Monday 16 January 2012

Haircuts, hairshirts and bribery

Evening in Ballyseede on the third Monday in January. Apparently this is blue Monday, the worst one of the year when all the bills come in, visa cards are due and pay day is another week away. This year’s colour was changed to black because the gloom of recession is hanging over us again. Where have these people been living for the last few years? Monday was always a blue one for most and the Sunday night gloom, the dread of Monday has been hanging over me since I started school back in Norwood forty years ago, the same for most people no doubt.

Well this Monday night sees the family back to the usual routine now that Christmas has been consigned to last year. Freddie is under a duvet watching the Jungle Book, laughing his newly hair-cutted head off at the funny bits, not quite getting his tongue around the song lyrics. Ruby is upstairs looking at herself in the mirror and her mother is bedside me reading her kindle. A big change from my childhood. At this stage my father would have settled in for the night watching whatever was on the one channel TV available. At Freddie’s age I would have been readying myself for bed and by the time I reached Ruby’s age I would have been upstairs in my room, doing ‘homework’. In other words the front room was my father’s kingdom, his place of rest after a day at the office and we weren’t to disturb him. It wasn’t said but that was the way it was, the way he orchestrated it, either you were in bed or studying. No doubt it wasn’t planned but the age gap between the three children meant a seamless transition from early bedtime to study time as we grew up and by eight each night he had the front room to himself. Dad never went out after my mother died, dedicating his time to the family, doing no doubt what he thought was right. Never went to the pub, cinema or visited friends and even going to his beloved rugby matches he brought me along. Unfortunately this had knock-on effects for him, not getting a break from either family or work, isolating him as an adult. It can’t be good for an adult to isolate themselves in such a way no matter what the good intentions. Of course it was great for me as a child knowing he was always there, which I’m sure was his intent, but in my teens we could have done with a break from each other. Fortunately though that he did take me to rugby matches as I’m one of the few who actually was in Thomond Park on Tuesday 31st October 1978. Now that he’s gone the tickets with his script on the back giving the historic score are all I have to prove it.

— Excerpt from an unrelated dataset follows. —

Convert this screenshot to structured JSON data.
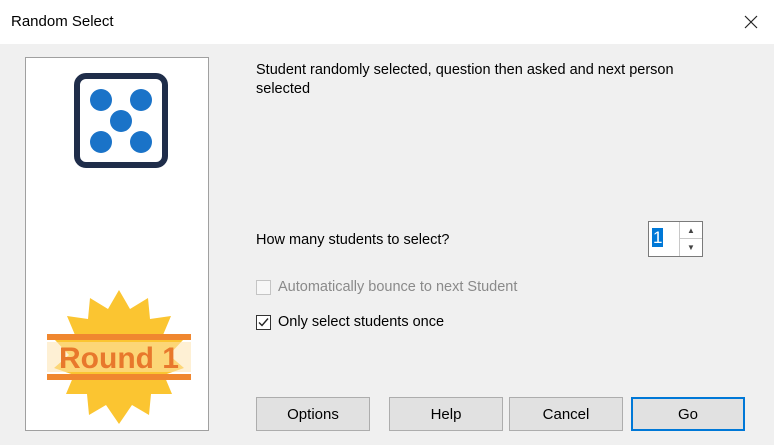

 Hopefully our front room here is more of a family one; teenage tantrums and children fighting aside. One day recently Freddie called me in to say: “Ruby told me to shut the fuck up.” All I could do was turn and leave before breaking into tears of laughter.

Now that the evenings have begun to stretch, a tiny bit maybe, but they are brighter nonetheless, the drive home is improving. Ruby has begun to bring earphones so she listens to her music and me to my radio. Have to admit that as soon as she came in the door this evening I shut shop and we headed off. The luxury of going home at four was only gorgeous but a bad habit to slip into….This is her second week back and my third. The first week without her in the car was a lonely one and didn’t feel like a proper time at work or at least not a normal one. Even though we go long stretches of the road without talking, especially now that she has the earphones, we chat at intervals and her presence fills the car. We tend to stop for shopping either in Dingle or Tralee and she always manages to wrangle something out of me. Today’s list includes two pairs of tights, a bag of mixed sweets, twiglets and frozen pizza for dinner. Looks bad when I write it out like that.

Today we came home to Freddie with a haircut, his first in ages and it makes him look quite the young man. He’d refused it for ages claiming that he hated the cut hair down the back of his neck. So there he was being praised for eventually doing the deed and being complimented on how nice he looked, sitting in his throne soaking it all up. Then he went behind the curtain and brought out his new toy, gotten today after the haircut…..His mother had bribed him.

Now its 8.30 and he’s sitting up with it in his hands…oh how things have changed.